Ainsi donc 1 Euro = 655.957 FCFA. Cette relation amène le FCFA à subir automatiquement le mouvement de l’Euro par rapport aux autres devises. Lorsque l’Euro devient cher par rapport au Dollar USD par exemple, le FCFA subi une surévaluation de facto. Quand l’Euro baisse par rapport à une autre monnaie, le FCFA imite la même tendance.
Dès l’annonce du Quantitative Easing 2 par les autorités monétaires américaines, il a été donné de constater un très fort repli du Dollar USD face à l’Euro. Même si actuellement les problèmes économiques de l’Irlande ont semé des doutes dans l’esprit de beaucoup de personnes à tel point qu’on observe une légère remontée du Dollar face à l’Euro. Malgré cette apparente remontée du Dollar USD, le consensus des analystes estime que cette énième utilisation de la planche à billet par la FED créera un environnement favorable à la baisse du Dollar USD.
Ce qu’il convient de remarquer, c’est que si le Dollar USD chute, l’Euro va grimper et sera suivi dans son mouvement par le FCFA. Le FCFA se retrouvera donc en situation de surévaluation et cela n’est pas sans conséquences économiques immédiates. Cette appréciation de la monnaie ouest-africaine par le fait du Quantitative Easing 2 américain va entrainer l’augmentation des couts de production et la perte de compétitivité des produits fabriqués localement, provoquant ainsi la réduction drastiques des marges d’exportations libellées en Dollars.
La Côte d’Ivoire, premier pays producteur du cacao verra ses recettes d’exportations liées à cette matière première agricole baisser. Le Mali avec son importante production de coton, constatera avec amertume une réduction des plus-values qu’il aurait pu encaisser par le biais de l’exportation en Dollar USD de cette fibre naturelle.
Et ce qu’il ya de plus préoccupant au niveau de la filière coton, est que la plupart de tous les intrants de cette filière sont estimés en Euro. Pour faire plus simple l’on dira que ces producteurs de coton comptabiliseront les coûts de production en FCFA (donc en Euro la monnaie forte) et vendront leurs produits en Dollar USD (la monnaie faible) : un tel environnement est très favorable à la réalisation de grosses pertes de changes.
Tous les exportateurs basés dans la zone CFA et commercialisant du café, du cacao, du coton, du caoutchouc, du pétrole ou tout autre matière première cotée en Dollar USD sur le marché international, seront probablement pénalisés par cette politique de Quantitative Easing 2.
Par contre, l’un des avantages importants que les pays de la zone FCFA pourraient tirer de cette situation de correction du Dollar USD, est la baisse des charges liées aux services de la dette multilatérale.

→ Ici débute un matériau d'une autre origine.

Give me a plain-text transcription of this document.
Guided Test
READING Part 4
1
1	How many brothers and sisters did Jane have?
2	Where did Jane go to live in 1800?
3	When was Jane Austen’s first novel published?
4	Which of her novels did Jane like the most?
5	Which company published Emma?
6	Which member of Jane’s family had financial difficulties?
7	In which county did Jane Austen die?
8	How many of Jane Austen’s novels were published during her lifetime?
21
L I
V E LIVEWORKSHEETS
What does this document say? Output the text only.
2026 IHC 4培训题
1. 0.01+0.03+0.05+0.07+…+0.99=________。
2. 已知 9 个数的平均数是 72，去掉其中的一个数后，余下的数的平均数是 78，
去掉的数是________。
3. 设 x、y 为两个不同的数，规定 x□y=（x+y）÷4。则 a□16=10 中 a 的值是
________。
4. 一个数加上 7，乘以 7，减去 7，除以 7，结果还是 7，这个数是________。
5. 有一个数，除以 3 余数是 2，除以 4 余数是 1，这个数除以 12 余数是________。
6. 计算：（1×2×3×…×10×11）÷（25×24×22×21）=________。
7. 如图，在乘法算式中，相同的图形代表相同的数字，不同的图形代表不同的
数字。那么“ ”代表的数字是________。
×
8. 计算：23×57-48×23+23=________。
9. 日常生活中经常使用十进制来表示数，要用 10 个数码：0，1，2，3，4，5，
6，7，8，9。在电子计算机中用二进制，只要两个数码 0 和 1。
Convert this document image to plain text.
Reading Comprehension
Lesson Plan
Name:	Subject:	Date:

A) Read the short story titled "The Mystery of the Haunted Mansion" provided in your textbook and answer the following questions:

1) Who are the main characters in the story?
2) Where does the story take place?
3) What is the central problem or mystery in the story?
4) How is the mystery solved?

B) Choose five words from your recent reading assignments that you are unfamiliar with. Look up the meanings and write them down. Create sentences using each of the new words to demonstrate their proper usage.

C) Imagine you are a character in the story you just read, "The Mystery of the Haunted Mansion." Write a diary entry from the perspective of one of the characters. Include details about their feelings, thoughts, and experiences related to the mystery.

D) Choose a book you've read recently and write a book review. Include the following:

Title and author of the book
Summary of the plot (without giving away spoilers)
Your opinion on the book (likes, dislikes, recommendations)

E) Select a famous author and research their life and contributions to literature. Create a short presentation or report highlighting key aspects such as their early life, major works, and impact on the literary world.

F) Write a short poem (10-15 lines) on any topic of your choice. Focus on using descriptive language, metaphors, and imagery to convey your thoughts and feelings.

Cette dette étant libellée en Dollar USD, une appréciation de l’Euro arrimé au FCFA, engendrera une sensible réduction de celle-ci.
Comme nous le voyons ci bien, les USA doivent prendre conscience qu’une simple manipulation de leur monnaie peut entrainer des conséquences inimaginables sur le reste de la planète y compris sur le Franc CFA utilisé comme monnaie en Afrique de l’Ouest. C’est vrai que cette partie du continent ne pèse pas vraiment gros pour l’instant dans le commerce mondial, mais ce serait une véritable négligence si certains pensent que la politique monétaire américaine n’a aucune influence sur le FCFA.
Les USA semblent avoir trouvé une parade pour une dévaluation voilée du Dollar USD dans le souci de doper leurs recettes d’exportations, les Chinois ayant compris cette astuce monétaire restent quant à eux très évasifs sur la question de la réévaluation du Yuan, l’Union Européenne reste silencieuse pour le moment en attendant que l’Euro franchisse un seuil intolérable avant de réagir, mais pendant de ce temps les recettes d’exportations des pays de la zone CFA continuent de chuter.
A qui la faute ? Le feuilleton de l’énumération des conséquences probables du Quantitative Easing 2 sur les autres devises est loin d’être terminé.